Note: the development team deliberately left several harmless original bugs in place, fixing only the ones that caused real problems, so longtime players would still recognize the quirks they remembered.


Switch 2 remake and 40th anniversary plans

2026 marks the 40th anniversary of The Legend of Zelda, and Ocarina of Time has been at the center of the attention. A leak has pointed to an Ocarina of Time remake for Switch 2, with chatter suggesting a possible launch later in the year. Nintendo has not confirmed a release date, so any specific window remains unofficial for now.

Other anniversary tie-ins are already out. A LEGO set built around the game’s climactic battle has been announced, and an illustrated book called Echoes of Hyrule, which retells the Ocarina of Time story chronologically through original art, went on sale on May 21, 2026. The standard edition runs about $29.99, with a collector’s edition around $39.99 that adds extras such as an ocarina manual, a character map, image sheets, and a numbered certificate.

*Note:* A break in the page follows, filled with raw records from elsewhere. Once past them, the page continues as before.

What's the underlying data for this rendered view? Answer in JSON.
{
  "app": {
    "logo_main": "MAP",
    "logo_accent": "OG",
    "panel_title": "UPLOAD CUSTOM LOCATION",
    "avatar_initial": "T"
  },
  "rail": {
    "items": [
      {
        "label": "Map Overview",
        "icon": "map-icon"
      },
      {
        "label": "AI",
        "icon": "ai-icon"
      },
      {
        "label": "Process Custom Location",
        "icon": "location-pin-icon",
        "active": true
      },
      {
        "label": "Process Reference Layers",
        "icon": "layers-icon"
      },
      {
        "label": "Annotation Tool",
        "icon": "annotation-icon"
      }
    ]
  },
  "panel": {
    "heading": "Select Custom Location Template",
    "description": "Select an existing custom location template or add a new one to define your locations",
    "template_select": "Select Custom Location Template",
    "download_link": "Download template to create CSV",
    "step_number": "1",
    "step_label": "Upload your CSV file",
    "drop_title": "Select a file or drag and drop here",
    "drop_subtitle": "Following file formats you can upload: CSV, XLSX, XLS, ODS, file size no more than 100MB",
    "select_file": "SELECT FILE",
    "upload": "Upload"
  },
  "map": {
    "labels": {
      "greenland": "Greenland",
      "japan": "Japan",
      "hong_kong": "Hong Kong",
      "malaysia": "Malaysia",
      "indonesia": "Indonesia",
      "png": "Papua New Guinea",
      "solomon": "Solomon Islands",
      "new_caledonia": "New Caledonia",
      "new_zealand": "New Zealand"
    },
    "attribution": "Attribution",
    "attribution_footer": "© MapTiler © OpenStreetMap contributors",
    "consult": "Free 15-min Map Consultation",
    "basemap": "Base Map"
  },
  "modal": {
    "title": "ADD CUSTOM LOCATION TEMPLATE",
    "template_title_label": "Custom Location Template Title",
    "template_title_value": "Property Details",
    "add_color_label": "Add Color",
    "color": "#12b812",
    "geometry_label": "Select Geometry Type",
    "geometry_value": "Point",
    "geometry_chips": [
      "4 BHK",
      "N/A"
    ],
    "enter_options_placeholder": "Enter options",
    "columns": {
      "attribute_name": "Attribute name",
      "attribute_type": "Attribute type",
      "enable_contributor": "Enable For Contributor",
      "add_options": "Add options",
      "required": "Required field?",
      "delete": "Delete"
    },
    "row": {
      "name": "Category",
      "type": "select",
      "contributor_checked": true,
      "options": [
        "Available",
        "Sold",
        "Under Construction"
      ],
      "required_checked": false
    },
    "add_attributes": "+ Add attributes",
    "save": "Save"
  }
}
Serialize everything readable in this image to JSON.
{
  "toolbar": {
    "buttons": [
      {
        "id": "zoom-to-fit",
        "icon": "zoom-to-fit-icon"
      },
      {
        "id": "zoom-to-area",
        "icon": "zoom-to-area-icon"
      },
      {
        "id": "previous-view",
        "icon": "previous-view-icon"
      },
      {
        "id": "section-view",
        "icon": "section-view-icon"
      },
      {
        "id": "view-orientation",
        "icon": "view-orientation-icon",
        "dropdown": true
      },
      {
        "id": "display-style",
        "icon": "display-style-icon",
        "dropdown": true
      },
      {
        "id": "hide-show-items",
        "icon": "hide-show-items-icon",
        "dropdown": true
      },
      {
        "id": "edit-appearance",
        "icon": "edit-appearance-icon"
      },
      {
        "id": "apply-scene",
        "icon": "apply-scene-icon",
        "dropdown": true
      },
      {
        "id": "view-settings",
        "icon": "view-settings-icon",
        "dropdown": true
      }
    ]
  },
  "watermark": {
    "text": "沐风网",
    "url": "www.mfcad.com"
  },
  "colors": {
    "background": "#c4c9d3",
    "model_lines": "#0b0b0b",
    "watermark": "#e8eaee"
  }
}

How the game has been received

The Nintendo 64 original is routinely named among the greatest games ever made, and the remake lived up to that reputation. Ocarina of Time 3D holds a 94/100 on Metacritic, earned perfect scores from more than two dozen outlets, and has sold over 6.44 million units, ranking it among the best-selling 3DS titles. Reviewers singled out the updated visuals, the refined controls, the Boss Challenge mode, and the mirrored Master Quest dungeons. It remains a strong entry point whether you are revisiting Hyrule or playing through it for the first time.